Skip gradient updates when gradients contain NaN or Inf #1081

ChrisRackauckas-Claude · 2025-10-24T13:06:51Z

Summary

This PR addresses the issue reported in the Julia Discourse thread about handling NaN gradients during optimization with minibatches. When training neural networks with minibatches, some batches may produce NaN or Inf gradients due to numerical instability. Previously, applying these invalid gradients would corrupt all subsequent parameter updates, preventing the optimizer from converging.

Changes

Implementation

Added has_nan_or_inf() helper function that uses Functors.fmap to recursively check all gradient elements
Modified the optimization loop in OptimizationOptimisers.jl to skip parameter updates when NaN/Inf is detected
Iteration counter still increments even when updates are skipped (as per requirement)
Added warning message (with maxlog=10) to inform users when gradients are skipped

Dependencies

Added Functors as a dependency for robust NaN/Inf checking across arbitrary nested structures

Tests

Added comprehensive test suite that injects NaN and Inf values via callback
Verifies that optimization completes all iterations without crashes
Verifies that parameters remain finite even when encountering bad gradients
Tests both NaN and Inf cases separately

Fixes

Addresses: https://discourse.julialang.org/t/how-to-ignore-minibatches-with-nan-gradients-optimizing-a-hybrid-lux-model-using-optimization-jl/132615

Testing

All existing tests pass. New tests verify:

Optimizer completes all iterations when encountering NaN gradients
Optimizer completes all iterations when encountering Inf gradients
Parameters remain finite (not NaN/Inf) after optimization
Iteration counter increments correctly

🤖 Generated with Claude Code

Co-Authored-By: Claude noreply@anthropic.com

- Add check before Optimisers.update to detect NaN/Inf in gradients - Skip update but still increment iteration counter when detected - Add warning message (maxlog=10) to inform users - Fixes issue where NaN gradients corrupt all subsequent updates Addresses: https://discourse.julialang.org/t/how-to-ignore-minibatches-with-nan-gradients-optimizing-a-hybrid-lux-model-using-optimization-jl/132615

- Test with custom gradient function that injects NaN periodically - Test with custom gradient function that injects Inf periodically - Verify iterations complete and parameters remain finite - Verify optimizer doesn't crash when encountering bad gradients

Use any(isnan, G) || any(isinf, G) instead of lambda function to correctly handle array elements and hierarchical structures

Use any(.!(isfinite.(G))) to properly handle arrays with broadcasting

- Add has_nan_or_inf() helper function - Uses Functors.fmap to recursively check all elements - Handles arbitrary nested structures (arrays, ComponentArrays, etc.) - Checks if any element is not finite (catches both NaN and Inf)

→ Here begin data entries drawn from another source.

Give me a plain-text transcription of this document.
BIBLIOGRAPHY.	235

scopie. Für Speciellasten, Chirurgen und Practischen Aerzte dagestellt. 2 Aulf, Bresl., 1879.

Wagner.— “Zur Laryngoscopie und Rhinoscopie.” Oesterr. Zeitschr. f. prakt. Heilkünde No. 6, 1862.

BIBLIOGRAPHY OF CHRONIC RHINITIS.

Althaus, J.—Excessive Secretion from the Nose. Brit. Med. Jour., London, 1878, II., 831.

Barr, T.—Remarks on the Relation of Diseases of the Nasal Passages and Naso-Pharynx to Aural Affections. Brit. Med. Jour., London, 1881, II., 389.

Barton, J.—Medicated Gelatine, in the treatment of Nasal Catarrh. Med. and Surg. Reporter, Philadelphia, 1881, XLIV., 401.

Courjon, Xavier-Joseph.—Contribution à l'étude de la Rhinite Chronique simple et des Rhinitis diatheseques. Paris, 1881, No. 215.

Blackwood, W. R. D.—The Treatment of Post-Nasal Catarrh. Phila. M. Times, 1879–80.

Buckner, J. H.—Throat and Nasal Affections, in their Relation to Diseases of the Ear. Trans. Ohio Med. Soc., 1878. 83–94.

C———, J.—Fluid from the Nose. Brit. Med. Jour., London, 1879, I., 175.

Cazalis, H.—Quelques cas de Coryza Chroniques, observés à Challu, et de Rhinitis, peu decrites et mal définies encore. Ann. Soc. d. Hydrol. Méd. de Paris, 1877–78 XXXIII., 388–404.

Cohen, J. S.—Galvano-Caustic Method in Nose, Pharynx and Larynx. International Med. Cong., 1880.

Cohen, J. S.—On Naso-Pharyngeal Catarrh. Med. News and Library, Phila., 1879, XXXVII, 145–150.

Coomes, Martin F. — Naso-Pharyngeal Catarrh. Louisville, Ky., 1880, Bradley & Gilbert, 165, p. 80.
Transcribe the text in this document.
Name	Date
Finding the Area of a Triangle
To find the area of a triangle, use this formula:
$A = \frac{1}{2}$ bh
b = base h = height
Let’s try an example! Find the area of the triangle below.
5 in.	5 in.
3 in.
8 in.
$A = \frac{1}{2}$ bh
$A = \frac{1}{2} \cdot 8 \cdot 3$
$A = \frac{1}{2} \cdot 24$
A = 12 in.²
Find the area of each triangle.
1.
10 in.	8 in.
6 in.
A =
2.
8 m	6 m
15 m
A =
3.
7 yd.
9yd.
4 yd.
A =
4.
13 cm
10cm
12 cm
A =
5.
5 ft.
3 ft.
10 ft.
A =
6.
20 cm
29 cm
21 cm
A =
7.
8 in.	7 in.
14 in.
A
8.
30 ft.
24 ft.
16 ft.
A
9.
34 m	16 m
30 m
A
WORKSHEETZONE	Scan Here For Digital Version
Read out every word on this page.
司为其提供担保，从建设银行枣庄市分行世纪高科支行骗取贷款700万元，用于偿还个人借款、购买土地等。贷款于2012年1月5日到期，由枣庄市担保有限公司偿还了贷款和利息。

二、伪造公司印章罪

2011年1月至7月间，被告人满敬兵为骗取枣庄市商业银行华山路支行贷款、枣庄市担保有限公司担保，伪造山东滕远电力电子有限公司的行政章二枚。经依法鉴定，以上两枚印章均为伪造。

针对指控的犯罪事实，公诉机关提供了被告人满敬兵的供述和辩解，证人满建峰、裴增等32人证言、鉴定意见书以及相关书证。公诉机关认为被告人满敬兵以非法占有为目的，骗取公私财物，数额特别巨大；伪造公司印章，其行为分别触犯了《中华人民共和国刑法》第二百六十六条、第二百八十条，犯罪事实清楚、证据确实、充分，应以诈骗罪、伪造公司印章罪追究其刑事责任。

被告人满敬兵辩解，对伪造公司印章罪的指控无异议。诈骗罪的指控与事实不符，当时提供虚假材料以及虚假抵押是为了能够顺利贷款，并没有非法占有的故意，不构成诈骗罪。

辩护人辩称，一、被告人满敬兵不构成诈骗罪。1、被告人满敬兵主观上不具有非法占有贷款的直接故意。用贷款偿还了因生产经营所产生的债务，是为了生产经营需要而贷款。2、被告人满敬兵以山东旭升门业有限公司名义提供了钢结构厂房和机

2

- Use Zygote for gradient computation - Inject NaN/Inf via callback that modifies state.grad - This better simulates real-world scenarios where autodiff produces NaN - Avoids issues with custom gradient function signatures

- Apply SciMLStyle formatting to OptimizationOptimisers.jl - Remove JuliaFormatter from runtime dependencies

- Remove Functors dependency and use simple all(isfinite, G) check - Make warning conditional on cache.progress flag - Rewrite tests to use functions that return NaN/Inf in certain regions instead of callback-based approach

- Use sqrt and max to produce NaN when x goes negative - Use 1/x pattern to produce Inf gradients - Functions naturally produce problematic gradients during optimization

SebastianM-C · 2025-10-24T15:37:47Z

lib/OptimizationOptimisers/Project.toml

-SciMLBase = "0bca4576-84f4-4d90-8ffe-ffa030f20462"
+Logging = "56ddb016-857b-54e1-b83d-db4d58db5568"
 Optimisers = "3bd65402-5787-11e9-1adc-39752487f4e2"
+Optimization = "7f7a1694-90dd-40f0-9382-eb1efda571ba"


This should not be here 😅

#1083 will fix it

ChrisRackauckas added 10 commits October 24, 2025 08:46

Fix NaN/Inf check to handle arrays properly

8fd8cef

Use any(isnan, G) || any(isinf, G) instead of lambda function to correctly handle array elements and hierarchical structures

Use broadcasting for NaN/Inf check

1aa8780

Use any(.!(isfinite.(G))) to properly handle arrays with broadcasting

Add robust NaN/Inf checker using Functors.fmap

5a2d692

- Add has_nan_or_inf() helper function - Uses Functors.fmap to recursively check all elements - Handles arbitrary nested structures (arrays, ComponentArrays, etc.) - Checks if any element is not finite (catches both NaN and Inf)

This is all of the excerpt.